Preventable feline diseases and symptoms: 

  • Feline immunodeficiency virus (FIV) – a retroviral disease (one that duplicates itself and integrates with the host’s DNA) that causes immune suppression. Most cats that have the illness appear normal for years until the disease eventually depletes the immune system entirely, resulting in death. 
  • Feline Leukemia Virus – a potentially life threatening virus that causes chronic immune suppression, leading to frequent infection and illness. It often results in cancer. 
  • Herpesvirus and Calicivirus – highly contagious illnesses that cause fever, malaise, runny nose, and watery eyes. 
  • Panleukopenia (also known as Feline Distemper) - a life threatening disease that causes pets to suffer dehydration, diarrhea, low white blood cell count, and vomiting. 
  • Rabies - a fatal disease attacking the central nervous system. Because there isn’t a cure for rabies, animals that contract the disease are euthanized. The greatest risk of keeping the pet alive is that the disease can be spread to humans.

Pet vaccination concerns

Similar to human vaccinations, pet vaccinations do carry a risk of side-effects. While negative side-effects do exist, it is important to note that your pet is statistically more likely to develop a life-threatening illness when not vaccinated, than to suffer adverse results from a vaccination. None-the-less, it is important to remain informed so you can ask your veterinarian the appropriate questions at your pet’s appointment.

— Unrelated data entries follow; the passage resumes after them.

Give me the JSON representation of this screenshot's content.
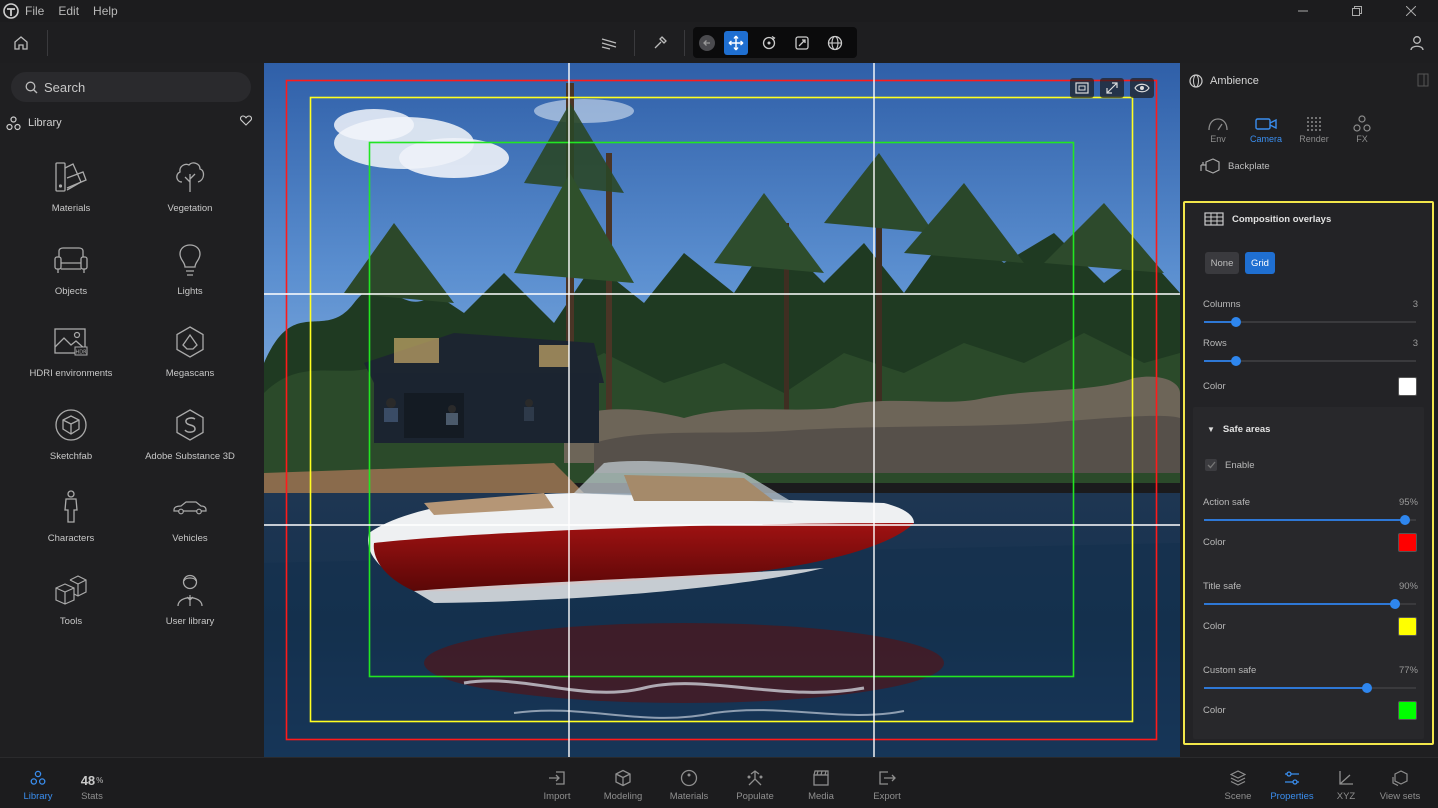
{
  "menubar": {
    "items": [
      "File",
      "Edit",
      "Help"
    ]
  },
  "left_panel": {
    "search_placeholder": "Search",
    "library_title": "Library",
    "items": [
      {
        "label": "Materials",
        "icon": "materials-icon"
      },
      {
        "label": "Vegetation",
        "icon": "tree-icon"
      },
      {
        "label": "Objects",
        "icon": "sofa-icon"
      },
      {
        "label": "Lights",
        "icon": "bulb-icon"
      },
      {
        "label": "HDRI environments",
        "icon": "hdri-icon"
      },
      {
        "label": "Megascans",
        "icon": "megascans-icon"
      },
      {
        "label": "Sketchfab",
        "icon": "sketchfab-icon"
      },
      {
        "label": "Adobe Substance 3D",
        "icon": "substance-icon"
      },
      {
        "label": "Characters",
        "icon": "person-icon"
      },
      {
        "label": "Vehicles",
        "icon": "car-icon"
      },
      {
        "label": "Tools",
        "icon": "cubes-icon"
      },
      {
        "label": "User library",
        "icon": "user-icon"
      }
    ]
  },
  "right_panel": {
    "title": "Ambience",
    "tabs": [
      {
        "label": "Env",
        "active": false
      },
      {
        "label": "Camera",
        "active": true
      },
      {
        "label": "Render",
        "active": false
      },
      {
        "label": "FX",
        "active": false
      }
    ],
    "backplate_label": "Backplate",
    "composition": {
      "title": "Composition overlays",
      "mode_options": [
        "None",
        "Grid"
      ],
      "mode_selected": "Grid",
      "columns_label": "Columns",
      "columns_value": "3",
      "columns_fraction": 0.15,
      "rows_label": "Rows",
      "rows_value": "3",
      "rows_fraction": 0.15,
      "color_label": "Color",
      "grid_color": "#ffffff",
      "safe_areas": {
        "title": "Safe areas",
        "enable_label": "Enable",
        "enabled": true,
        "action_label": "Action safe",
        "action_value": "95%",
        "action_fraction": 0.95,
        "action_color_label": "Color",
        "action_color": "#ff0000",
        "title_label": "Title safe",
        "title_value": "90%",
        "title_fraction": 0.9,
        "title_color_label": "Color",
        "title_color": "#ffff00",
        "custom_label": "Custom safe",
        "custom_value": "77%",
        "custom_fraction": 0.77,
        "custom_color_label": "Color",
        "custom_color": "#00ff00"
      }
    }
  },
  "bottombar": {
    "left": [
      {
        "label": "Library",
        "active": true
      },
      {
        "label": "Stats",
        "active": false,
        "value": "48",
        "unit": "%"
      }
    ],
    "center": [
      "Import",
      "Modeling",
      "Materials",
      "Populate",
      "Media",
      "Export"
    ],
    "right": [
      {
        "label": "Scene",
        "active": false
      },
      {
        "label": "Properties",
        "active": true
      },
      {
        "label": "XYZ",
        "active": false
      },
      {
        "label": "View sets",
        "active": false
      }
    ]
  },
  "colors": {
    "accent": "#1f6fd1",
    "highlight_border": "#f2e64a"
  }
}
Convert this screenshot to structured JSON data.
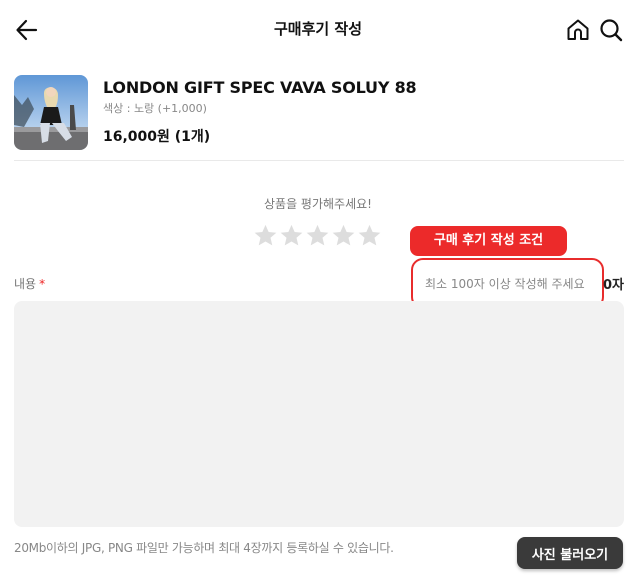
{
  "header": {
    "title": "구매후기 작성",
    "icons": [
      "back-arrow-icon",
      "home-icon",
      "search-icon"
    ]
  },
  "product": {
    "name": "LONDON GIFT SPEC VAVA SOLUY 88",
    "option": "색상 : 노랑 (+1,000)",
    "price": "16,000원 (1개)"
  },
  "rating": {
    "prompt": "상품을 평가해주세요!",
    "max_stars": 5,
    "selected": 0,
    "star_color": "#dddddd"
  },
  "annotation": {
    "callout_label": "구매 후기 작성 조건",
    "accent_color": "#ec2a2a"
  },
  "review": {
    "label": "내용",
    "required_mark": "*",
    "placeholder": "최소 100자 이상 작성해 주세요",
    "char_count": "0자"
  },
  "upload": {
    "hint": "20Mb이하의 JPG, PNG 파일만 가능하며 최대 4장까지 등록하실 수 있습니다.",
    "button_label": "사진 불러오기"
  }
}
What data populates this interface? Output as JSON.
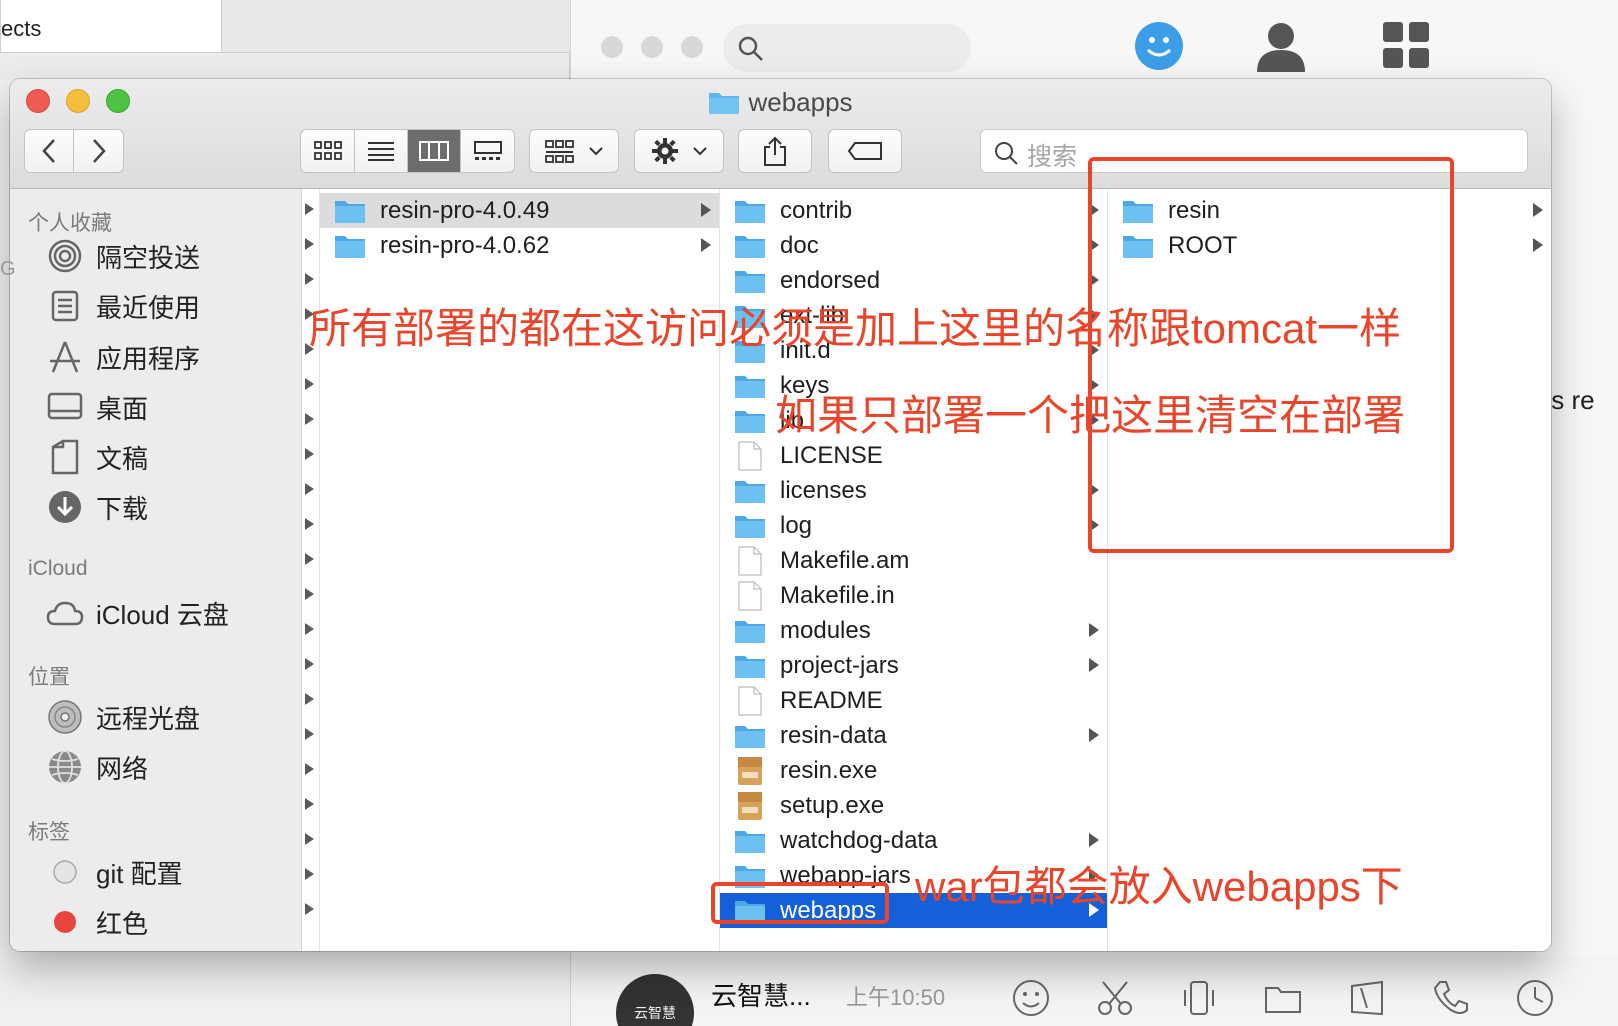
{
  "background": {
    "left_tab_text": "ects",
    "partial_text": "als   re",
    "chat_name": "云智慧...",
    "chat_time": "上午10:50",
    "avatar_text": "云智慧",
    "partial_left": "G"
  },
  "window": {
    "title": "webapps"
  },
  "toolbar": {
    "search_placeholder": "搜索"
  },
  "sidebar": {
    "favorites_header": "个人收藏",
    "favorites": [
      {
        "label": "隔空投送",
        "icon": "airdrop-icon"
      },
      {
        "label": "最近使用",
        "icon": "recents-icon"
      },
      {
        "label": "应用程序",
        "icon": "applications-icon"
      },
      {
        "label": "桌面",
        "icon": "desktop-icon"
      },
      {
        "label": "文稿",
        "icon": "documents-icon"
      },
      {
        "label": "下载",
        "icon": "downloads-icon"
      }
    ],
    "icloud_header": "iCloud",
    "icloud": [
      {
        "label": "iCloud 云盘",
        "icon": "cloud-icon"
      }
    ],
    "locations_header": "位置",
    "locations": [
      {
        "label": "远程光盘",
        "icon": "disc-icon"
      },
      {
        "label": "网络",
        "icon": "network-icon"
      }
    ],
    "tags_header": "标签",
    "tags": [
      {
        "label": "git 配置",
        "color": "#d9d9d9"
      },
      {
        "label": "红色",
        "color": "#e8453c"
      }
    ]
  },
  "columns": {
    "col1": [
      {
        "name": "resin-pro-4.0.49",
        "type": "folder",
        "selected": true
      },
      {
        "name": "resin-pro-4.0.62",
        "type": "folder"
      }
    ],
    "col2": [
      {
        "name": "contrib",
        "type": "folder"
      },
      {
        "name": "doc",
        "type": "folder"
      },
      {
        "name": "endorsed",
        "type": "folder"
      },
      {
        "name": "ext-lib",
        "type": "folder"
      },
      {
        "name": "init.d",
        "type": "folder"
      },
      {
        "name": "keys",
        "type": "folder"
      },
      {
        "name": "lib",
        "type": "folder"
      },
      {
        "name": "LICENSE",
        "type": "file"
      },
      {
        "name": "licenses",
        "type": "folder"
      },
      {
        "name": "log",
        "type": "folder"
      },
      {
        "name": "Makefile.am",
        "type": "file"
      },
      {
        "name": "Makefile.in",
        "type": "file"
      },
      {
        "name": "modules",
        "type": "folder"
      },
      {
        "name": "project-jars",
        "type": "folder"
      },
      {
        "name": "README",
        "type": "file"
      },
      {
        "name": "resin-data",
        "type": "folder"
      },
      {
        "name": "resin.exe",
        "type": "exe"
      },
      {
        "name": "setup.exe",
        "type": "exe"
      },
      {
        "name": "watchdog-data",
        "type": "folder"
      },
      {
        "name": "webapp-jars",
        "type": "folder"
      },
      {
        "name": "webapps",
        "type": "folder",
        "selected": true
      }
    ],
    "col3": [
      {
        "name": "resin",
        "type": "folder"
      },
      {
        "name": "ROOT",
        "type": "folder"
      }
    ]
  },
  "annotations": {
    "note1": "所有部署的都在这访问必须是加上这里的名称跟tomcat一样",
    "note2": "如果只部署一个把这里清空在部署",
    "note3": "war包都会放入webapps下",
    "color": "#e8452b"
  },
  "colors": {
    "folder": "#5eb6ef",
    "selection": "#1460d9"
  }
}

After being vaccinated, the injection site can be swollen or sore. Some pets also have a reduced appetite, fever, and experience lethargy. These side-effects should diminish over the next 24 to 48 hours. If you notice your pet’s side-effects are not subsiding, please contact our office. Very rarely, pets develop an allergy to a vaccine. Allergies can be detected within minutes of receiving a vaccination and if left untreated, can result in death. If you witness any of the following, contact our office immediately: collapse, non-stop diarrhea, continual vomiting, difficulty breathing, itching, or swelling of the legs or face.